One of them explained the strategy this way:

“One of the most important rules for me is invest in people. Investment in people to me is much more important than investment in stocks.

“What is more important to me is to make investments in people.

“When any of these people creates wealth, there is an increase in pool for the whole society.

“Yes, many will be ungrateful and will never come back to you. But like in venture capital, if it is only one that is grateful and comes back, it pays for all others.”

Another one using this strategy put it this way: My motivation for investing has never really been about the money.

“I am motivated more by a desire to use my knowledge, experience, contacts and relationships to help a younger person to get ahead.

“It is, therefore, not an accident that most of my investments are with young entrepreneurs and start ups.

“I will give them a bit of money, but more valuable than the money, I give them are my time, access to me, and my network, hand-holding them, and mentoring them.

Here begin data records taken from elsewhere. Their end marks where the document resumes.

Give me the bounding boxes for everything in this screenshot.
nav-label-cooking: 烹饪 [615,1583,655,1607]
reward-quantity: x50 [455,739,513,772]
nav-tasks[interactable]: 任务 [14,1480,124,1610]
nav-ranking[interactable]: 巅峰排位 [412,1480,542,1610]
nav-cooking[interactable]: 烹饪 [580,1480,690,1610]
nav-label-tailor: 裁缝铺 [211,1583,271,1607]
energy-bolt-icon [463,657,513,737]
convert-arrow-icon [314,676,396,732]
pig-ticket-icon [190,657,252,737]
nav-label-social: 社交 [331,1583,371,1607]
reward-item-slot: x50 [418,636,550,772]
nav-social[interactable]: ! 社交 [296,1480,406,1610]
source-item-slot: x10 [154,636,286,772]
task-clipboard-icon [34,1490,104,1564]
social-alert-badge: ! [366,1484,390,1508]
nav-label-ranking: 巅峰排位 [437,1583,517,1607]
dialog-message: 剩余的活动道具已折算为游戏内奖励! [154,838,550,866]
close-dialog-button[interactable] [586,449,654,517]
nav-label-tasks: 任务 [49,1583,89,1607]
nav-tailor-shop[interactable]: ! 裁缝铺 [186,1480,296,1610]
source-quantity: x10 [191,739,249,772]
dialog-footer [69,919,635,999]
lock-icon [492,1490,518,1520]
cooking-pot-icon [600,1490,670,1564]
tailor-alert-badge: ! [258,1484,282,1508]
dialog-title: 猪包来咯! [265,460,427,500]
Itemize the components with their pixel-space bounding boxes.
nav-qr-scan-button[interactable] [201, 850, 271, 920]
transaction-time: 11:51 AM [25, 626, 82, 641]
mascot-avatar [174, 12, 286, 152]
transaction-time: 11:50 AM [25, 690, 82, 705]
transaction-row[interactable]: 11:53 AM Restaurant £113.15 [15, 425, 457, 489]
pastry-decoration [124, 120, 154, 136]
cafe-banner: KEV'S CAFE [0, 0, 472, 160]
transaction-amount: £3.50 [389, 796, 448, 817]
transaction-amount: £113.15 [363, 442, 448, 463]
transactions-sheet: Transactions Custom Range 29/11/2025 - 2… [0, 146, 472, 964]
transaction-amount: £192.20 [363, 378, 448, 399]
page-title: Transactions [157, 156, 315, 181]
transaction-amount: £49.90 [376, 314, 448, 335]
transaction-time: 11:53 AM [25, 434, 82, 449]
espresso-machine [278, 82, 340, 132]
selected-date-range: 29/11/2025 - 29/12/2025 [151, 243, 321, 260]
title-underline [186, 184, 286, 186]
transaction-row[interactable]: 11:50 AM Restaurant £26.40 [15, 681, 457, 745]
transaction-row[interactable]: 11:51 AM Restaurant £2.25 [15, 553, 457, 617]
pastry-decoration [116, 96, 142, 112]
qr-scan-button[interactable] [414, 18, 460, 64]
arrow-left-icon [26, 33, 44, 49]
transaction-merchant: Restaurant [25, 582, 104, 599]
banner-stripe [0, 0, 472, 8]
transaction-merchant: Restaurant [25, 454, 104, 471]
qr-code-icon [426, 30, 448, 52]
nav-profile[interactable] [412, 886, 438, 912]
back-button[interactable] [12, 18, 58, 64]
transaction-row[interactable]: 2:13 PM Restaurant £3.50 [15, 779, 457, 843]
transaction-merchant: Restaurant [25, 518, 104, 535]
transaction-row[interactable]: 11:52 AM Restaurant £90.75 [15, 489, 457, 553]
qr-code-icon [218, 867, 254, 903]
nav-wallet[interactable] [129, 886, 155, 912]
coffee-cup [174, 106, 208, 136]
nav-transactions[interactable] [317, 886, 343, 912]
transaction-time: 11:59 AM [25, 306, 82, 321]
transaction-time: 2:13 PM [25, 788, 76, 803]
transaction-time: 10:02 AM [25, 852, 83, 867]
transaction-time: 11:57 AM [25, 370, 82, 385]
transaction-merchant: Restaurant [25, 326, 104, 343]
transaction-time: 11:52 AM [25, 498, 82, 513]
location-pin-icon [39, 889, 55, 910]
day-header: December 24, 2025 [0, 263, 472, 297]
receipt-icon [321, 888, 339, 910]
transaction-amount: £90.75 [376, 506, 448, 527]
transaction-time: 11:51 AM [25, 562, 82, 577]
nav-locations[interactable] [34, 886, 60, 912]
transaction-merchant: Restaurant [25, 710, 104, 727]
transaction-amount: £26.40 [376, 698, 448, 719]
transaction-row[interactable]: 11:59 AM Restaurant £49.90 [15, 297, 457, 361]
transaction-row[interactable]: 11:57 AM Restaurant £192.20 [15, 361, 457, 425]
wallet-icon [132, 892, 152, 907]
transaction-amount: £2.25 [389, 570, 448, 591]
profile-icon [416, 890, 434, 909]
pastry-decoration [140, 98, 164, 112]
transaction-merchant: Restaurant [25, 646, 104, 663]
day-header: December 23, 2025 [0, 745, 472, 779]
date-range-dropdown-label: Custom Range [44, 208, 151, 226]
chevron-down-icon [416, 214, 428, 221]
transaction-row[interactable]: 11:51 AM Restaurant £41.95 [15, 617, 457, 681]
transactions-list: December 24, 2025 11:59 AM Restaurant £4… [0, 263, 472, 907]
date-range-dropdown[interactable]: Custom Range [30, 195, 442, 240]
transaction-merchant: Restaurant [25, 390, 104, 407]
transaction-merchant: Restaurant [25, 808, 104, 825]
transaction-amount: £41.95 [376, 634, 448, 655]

A common trait I also discovered among these Wealthmasters is their focus on how to make the most of each day, using a number of strategies. Their central belief is that time is the most precious resource you have while on earth, and so must be invested in activities that add value.

One of them put it nicely: “You can lose your car and buy another one; you can lose your business and build another one over time; you can lose money and generate far more that you have lost in the process of time.

“But once you lose a minute, it is gone forever. Every minute that passes actually draws you closer to the grave.”

Most of them ensure that their to-do-lists consist of specific tasks that must be done in a day that will bring them closer to the fulfillment of their visions and assignments on earth. And they do this when they are at the peak of their energy, usually in the early part of the day.

They don’t just come with to-do lists; they ensure they use the lists to daily advance what God has called them to do.

One of them told me that any CEO that starts his day in the morning has already lost that day.

He said: “I have tried the method (of using the night season to plan) for years, and it has increased my productivity beyond imagination.”

In his words: “I write, pray, meet, and do all sorts of brain work in the night.

“So, when I show up in the day, I am starting the second day with my colleagues who are still confused on how to start the day.”

You can call it squeezing two days out of a day.